Le ministère a indiqué que 200 nouvelles turbines, parfois immenses, sont programmées pour le Golan et ailleurs, mettant en danger la vie sauvage

Un faucon crécerelle mort au pied d'une turbine éolienne à Sirin, en 2017. (Crédit : Autorité de la nature et des parcs)
Un faucon crécerelle mort au pied d'une turbine éolienne à Sirin, en 2017. (Crédit : Autorité de la nature et des parcs)

Feu vert a été donné, lundi, par le conseil national des infrastructures à la construction de sept nouvelles turbines éoliennes de la hauteur des plus grandes tours de Tel Aviv, des turbines qui seront installées sur le Golan. Mais si la ministre de la Protection environnementale Tamar Zandberg parvient à ses fins, elles devraient être les dernières à être approuvées pendant au moins cinq ans.

Cinq ans, c’est la durée qu’a réclamée Zandberg, lundi, pour un moratoire sur les nouveaux projets de turbine – un moratoire qui permettra d’évaluer leur impact actuel sur la nature, et particulièrement sur les oiseaux et sur les chauves-souris.

Elle a fait cette demande dans une lettre adressée à la ministre de l’Énergie Karine Elharrar et à la ministre de l’Intérieur Ayelet Shaked.

La commission chargée des infrastructures a toutefois approuvé la requête soumise par Enlight Renewable Energy qui demandait de pouvoir ajouter sept nouvelles turbines dans son parc éolien de la Vallée des Larmes, sur le plateau du Golan. La firme en avait demandé onze à l’origine.

La Société pour la protection de la nature en Israël, soutenue par le ministère de la Protection environnementale, avait pour sa part recommandé avec force le rejet de ces nouveaux parcs éoliens.

Les nouvelles turbines seront à environ 200 mètres de haut – ce qui est plus élevé que les tours Azrieli, à Tel Aviv, qui sont de 187 mètres.

Les tours Azrieli à Tel Aviv (Crédit : Moshe Shai/Flash90)

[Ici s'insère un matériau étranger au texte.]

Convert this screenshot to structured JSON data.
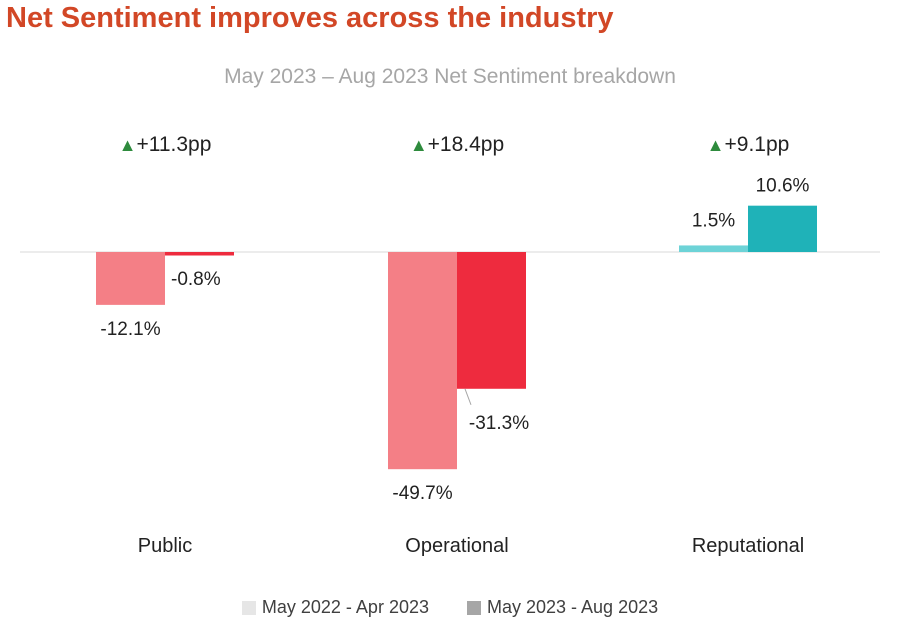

L’intervention de Zandberg a suivi un courrier, la semaine dernière, qui avait été envoyé par le scientifique en chef de l’Autorité de la nature et des parcs au Conseil national de planification – une lettre qui avait remis en doute l’efficacité d’une technologie utilisée par Enlight dans le parc éolien de la Vallée des Larmes, et qui stoppe le mouvement des pales à l’approche d’un volatile.

Le plateau du Golan est un secteur de la plus haute importance pour certaines espèces d’oiseaux, faucons et aigles, dont un grand nombre sont en danger d’extinction.

« La promotion d’une énergie propre et renouvelable est déterminante mais c’est aussi le cas de la préservation de l’environnement et de la nature en Israël », a dit Zandberg dans sa missive.

Et si les capacités en matière d’énergie éolienne sont négligeables dans le pays, le potentiel de nuisance de cette énergie pour la nature est important, a-t-elle écrit.

Au vu de la cadence à laquelle de nouvelles turbines sont approuvées, de la fragilité écologique des secteurs où elles sont planifiées et construites et du manque de connaissances sur les capacités qui permettraient de limiter leur potentiel de nuisance pour les oiseaux, « de nouveaux projets de turbines éoliennes devraient être évitées à ce stade et pour les cinq prochaines années », le temps d’examiner les effets des turbines existantes sur les oiseaux et sur les écosystèmes, a-t-elle poursuivi.

Elles ont des effets variés sur la nature, qui vont des bruits infra-rouges (que les êtres humains n’entendent pas) jusqu’au scintillement des lumières entraîné par le mouvement des pales, a écrit Galit Cohen, directrice-générale du ministère, dans un document qui accompagnait la lettre de la ministre.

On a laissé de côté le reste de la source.